Currently, performance during the first two years of college is the main factor that determines whether students are rewarded with a spot in the Business School. Under the new system, prospective students will compete based on their performances during high school — a much less telling gauge of work ethic. This makes the Business School susceptible to the same admissions pitfalls that plague the University. Students applying from elite high schools will gain an unfair advantage over less privileged applicants, including underrepresented minorities, who have not had those two years in college to help level the playing field. What’s more, despite the claims that a more lengthy curriculum will expand the educational scope of business students, the proposed changes are actually likely to provide a disincentive for students looking to take nonbusiness oriented classes. The early application system would force students to make a commitment that most end up questioning at some point during their first two years of college. Rather than having the ability to get their feet wet in the College of Literature, Science and the Arts, students will be locked in. A student in the new system will be less likely to follow an unexpected interest because it will require transferring out of college and starting well behind on LSA requirements.

Perhaps most importantly, it is likely that the changes could take their toll on the prestige of the Business School itself. Though structurally it will more closely resemble the University of Pennsylvania’s Wharton School and other prestigious training grounds for the next generation’s business elite, by eliminating the two-year process of weeding out unqualified applicants through competitive prerequisite courses, a four-year curriculum may actually dilute the quality of the applicant pool.

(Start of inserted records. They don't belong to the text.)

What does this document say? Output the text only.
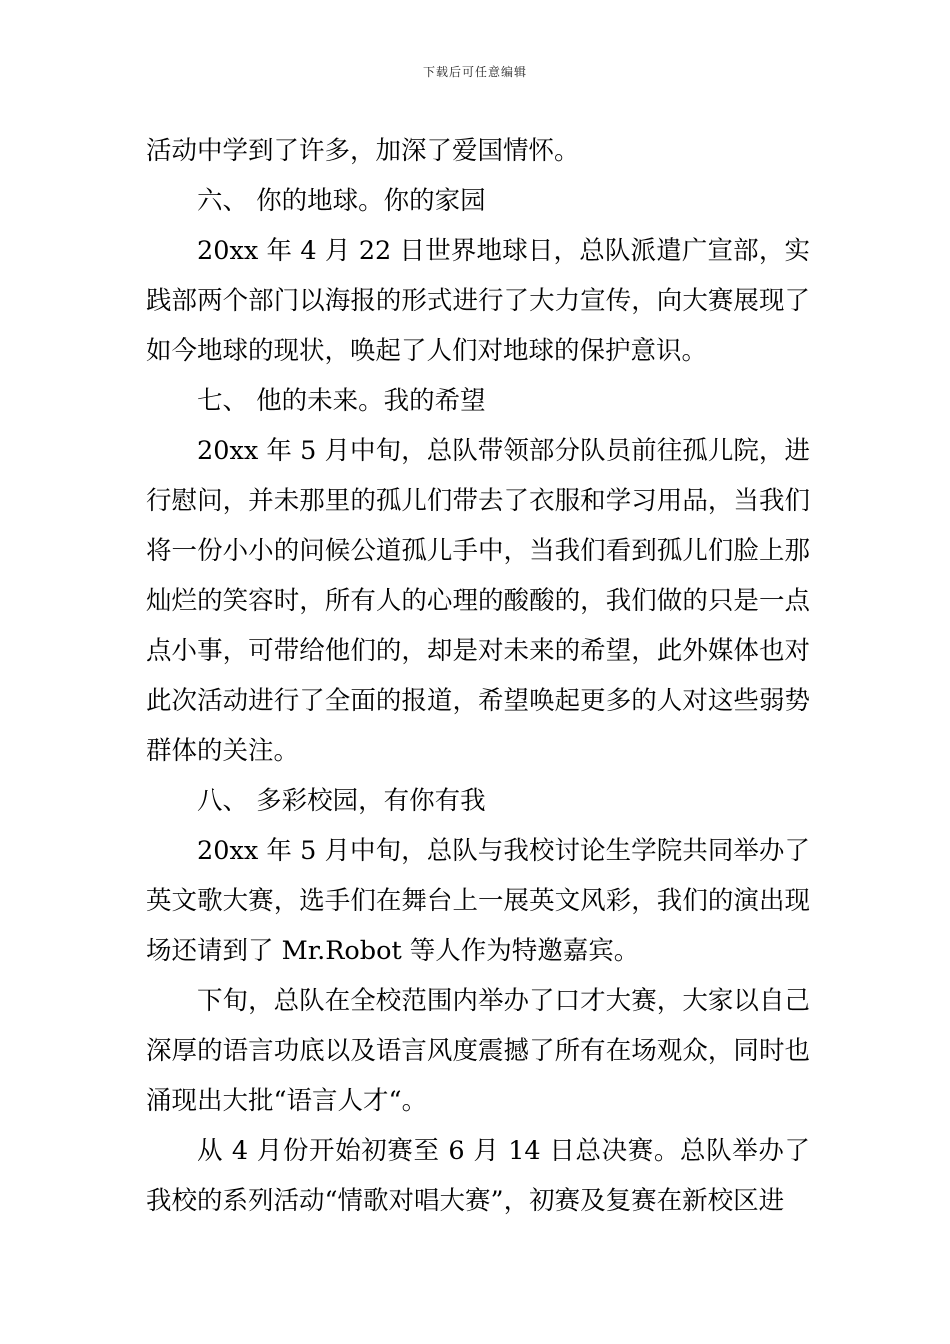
下载后可任意编辑

活动中学到了许多，加深了爱国情怀。

六、 你的地球。你的家园

20xx 年 4 月 22 日世界地球日，总队派遣广宣部，实践部两个部门以海报的形式进行了大力宣传，向大赛展现了如今地球的现状，唤起了人们对地球的保护意识。

七、 他的未来。我的希望

20xx 年 5 月中旬，总队带领部分队员前往孤儿院，进行慰问，并未那里的孤儿们带去了衣服和学习用品，当我们将一份小小的问候公道孤儿手中，当我们看到孤儿们脸上那灿烂的笑容时，所有人的心理的酸酸的，我们做的只是一点点小事，可带给他们的，却是对未来的希望，此外媒体也对此次活动进行了全面的报道，希望唤起更多的人对这些弱势群体的关注。

八、 多彩校园，有你有我

20xx 年 5 月中旬，总队与我校讨论生学院共同举办了英文歌大赛，选手们在舞台上一展英文风彩，我们的演出现场还请到了 Mr.Robot 等人作为特邀嘉宾。

下旬，总队在全校范围内举办了口才大赛，大家以自己深厚的语言功底以及语言风度震撼了所有在场观众，同时也涌现出大批“语言人才“。

从 4 月份开始初赛至 6 月 14 日总决赛。总队举办了我校的系列活动“情歌对唱大赛”，初赛及复赛在新校区进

LSA will also lose a large number of highly qualified applicants who would otherwise have taken at least two years of courses within the college, some choosing not to transfer, others not getting accepted. Though the University should seek to expand study abroad programs and minors for Business School students, these improvements can be made internally, within the framework of the current two year curriculum. Instead of looking for ways to attain an extra two more years of tuition revenue and a Wharton-like appearance, the Business School should continue to focus on what it does best: turning highly qualified applicants into the business world’s future leaders — in two years.